An Open-Source JavaScript Library for Mobile-Friendly Interactive Maps

The Leaflet JS library is a lightweight yet robust library for interactive maps and is designed with simplicity, performance, and usability in mind. Leaflet is the industry standard for interactive maps. It was developed by Vladimir Agafonkin and a team of dedicated contributors. Leaflet has all the features most developers ever need for online maps. Leaflet can be extended with a very large number of plugins. Leaflet.org is not associated with the Leaflet JS library. We are simply fans.

Leaflet began life in 2010 as Web Maps API, a JavaScript library for the CloudMade mapping provider. It was built from scratch but used parts of the old API code.

Leaflet works well across all major desktop and mobile platforms and takes advantage of JavaScript, HTML5, and CSS3 on modern browsers while still being accessible on older browsers. It allows developers without a GIS background to easily display tiled web maps hosted on a public server.

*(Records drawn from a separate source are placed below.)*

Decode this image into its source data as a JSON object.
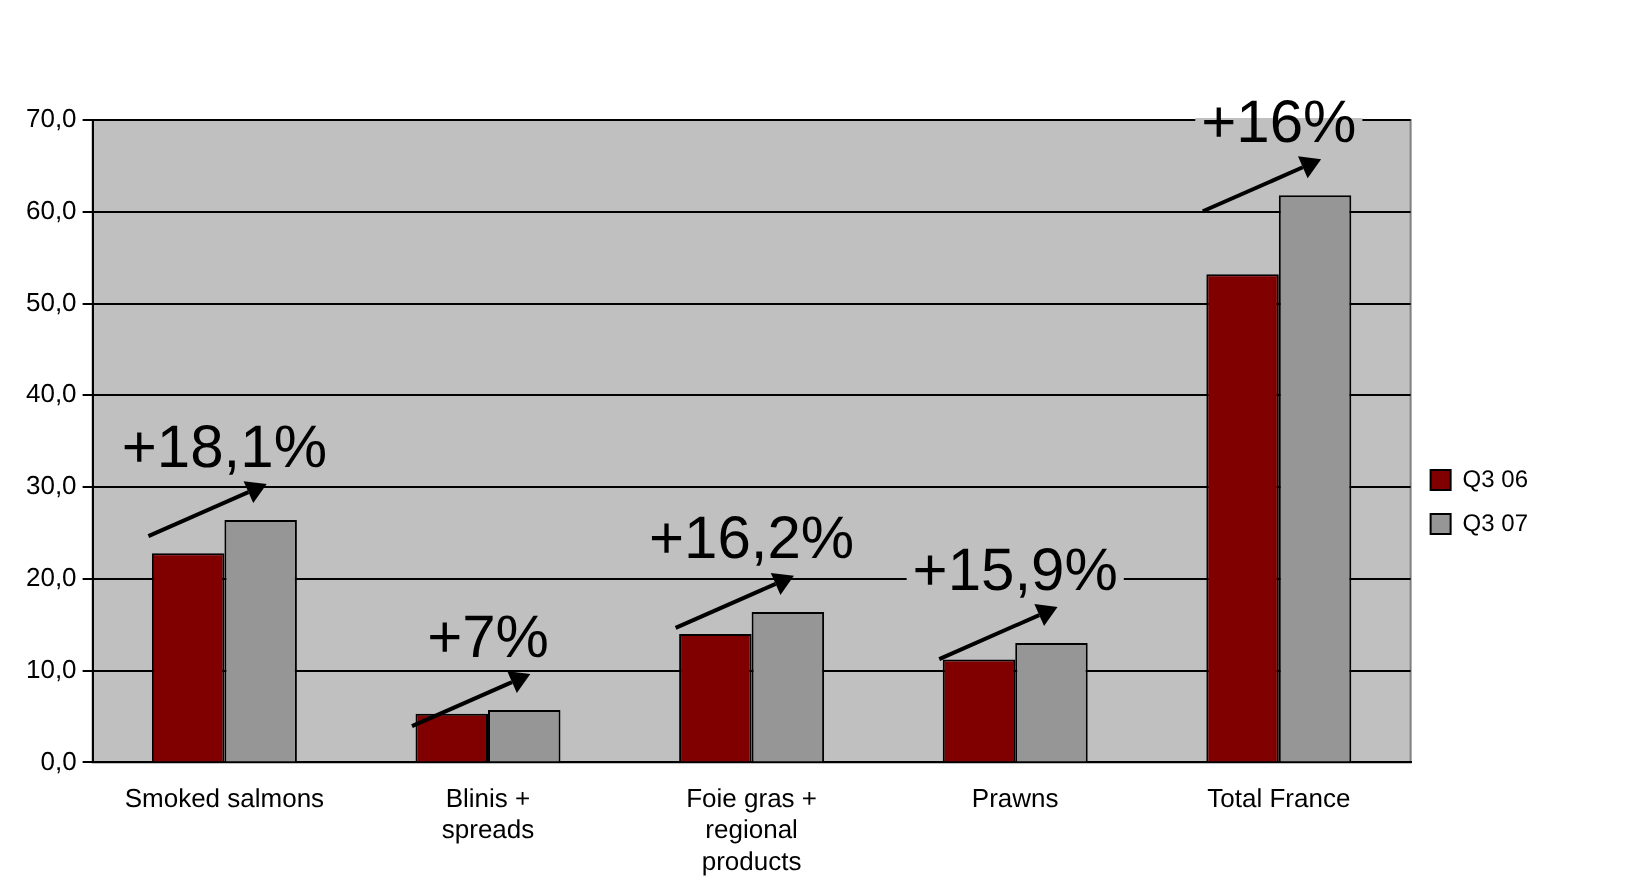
{
  "chart_data": {
    "type": "bar",
    "categories": [
      "Smoked salmons",
      "Blinis + spreads",
      "Foie gras + regional products",
      "Prawns",
      "Total France"
    ],
    "series": [
      {
        "name": "Q3 06",
        "color": "#800000",
        "values": [
          22.8,
          5.3,
          14.0,
          11.2,
          53.2
        ]
      },
      {
        "name": "Q3 07",
        "color": "#969696",
        "values": [
          26.4,
          5.7,
          16.4,
          13.0,
          61.8
        ]
      }
    ],
    "ylim": [
      0,
      70
    ],
    "yticks": [
      {
        "value": 0,
        "label": "0,0"
      },
      {
        "value": 10,
        "label": "10,0"
      },
      {
        "value": 20,
        "label": "20,0"
      },
      {
        "value": 30,
        "label": "30,0"
      },
      {
        "value": 40,
        "label": "40,0"
      },
      {
        "value": 50,
        "label": "50,0"
      },
      {
        "value": 60,
        "label": "60,0"
      },
      {
        "value": 70,
        "label": "70,0"
      }
    ],
    "annotations": [
      {
        "text": "+18,1%",
        "x": "Smoked salmons",
        "y": 26.4
      },
      {
        "text": "+7%",
        "x": "Blinis + spreads",
        "y": 5.7
      },
      {
        "text": "+16,2%",
        "x": "Foie gras + regional products",
        "y": 16.4
      },
      {
        "text": "+15,9%",
        "x": "Prawns",
        "y": 13.0
      },
      {
        "text": "+16%",
        "x": "Total France",
        "y": 61.8
      }
    ],
    "grid": "y",
    "legend": "right"
  }
}
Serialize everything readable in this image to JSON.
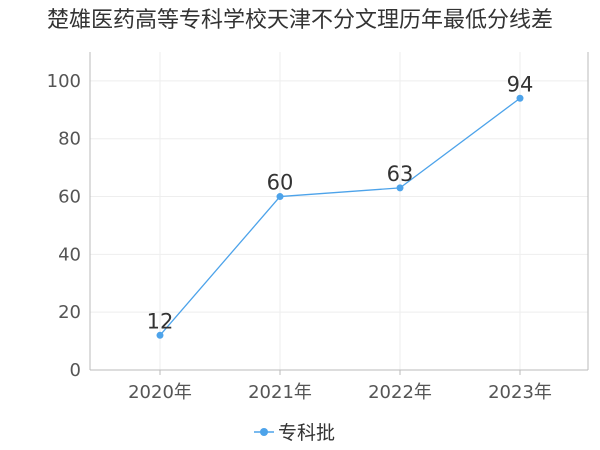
{
  "chart_data": {
    "type": "line",
    "title": "楚雄医药高等专科学校天津不分文理历年最低分线差",
    "categories": [
      "2020年",
      "2021年",
      "2022年",
      "2023年"
    ],
    "series": [
      {
        "name": "专科批",
        "values": [
          12,
          60,
          63,
          94
        ]
      }
    ],
    "ylim": [
      0,
      110
    ],
    "yticks": [
      0,
      20,
      40,
      60,
      80,
      100
    ],
    "grid": true,
    "legend": "bottom",
    "colors": {
      "series": "#4da3ea",
      "axis": "#bbbbbb",
      "grid": "#eeeeee"
    }
  }
}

Leaflet has support for tile layers, markers, popups, polygons and more, as well as user interactions such as mouse scroll-wheel zoom on the desktop and multi-touch zoom for iOS, Android 4.0 and later, and Windows Phone 8. It can load feature data from GeoJSON files, style it and create interactive layers. This includes markers with popups when clicked. It supports Web Map Service layers, GeoJSON layers, Vector layers and Tile layers.

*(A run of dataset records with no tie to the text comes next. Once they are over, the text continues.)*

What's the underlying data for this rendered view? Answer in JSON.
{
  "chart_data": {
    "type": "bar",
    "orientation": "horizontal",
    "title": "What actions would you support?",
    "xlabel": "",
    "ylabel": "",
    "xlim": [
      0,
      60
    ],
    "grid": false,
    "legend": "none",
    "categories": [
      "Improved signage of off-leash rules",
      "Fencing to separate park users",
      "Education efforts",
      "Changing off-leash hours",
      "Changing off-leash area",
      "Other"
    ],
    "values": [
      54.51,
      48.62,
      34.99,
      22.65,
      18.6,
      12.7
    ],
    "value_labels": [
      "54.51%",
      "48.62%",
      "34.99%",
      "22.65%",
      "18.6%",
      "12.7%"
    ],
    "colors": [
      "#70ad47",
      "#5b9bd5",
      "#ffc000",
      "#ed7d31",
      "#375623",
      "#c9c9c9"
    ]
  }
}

Leaflet code can create polygons and interactivity (including mobile touch screens and mouse clicks) on a map. It doesn’t have its own mapping data and a base map layer is needed. While a project tutorial suggests CloudMade since it initially created and open-sourced Leaflet it works with other mapping platforms too. These include MapBox and OpenStreetMap.

Leaflet is comparable to the proprietary, closed source Google Maps API and Bing Maps API.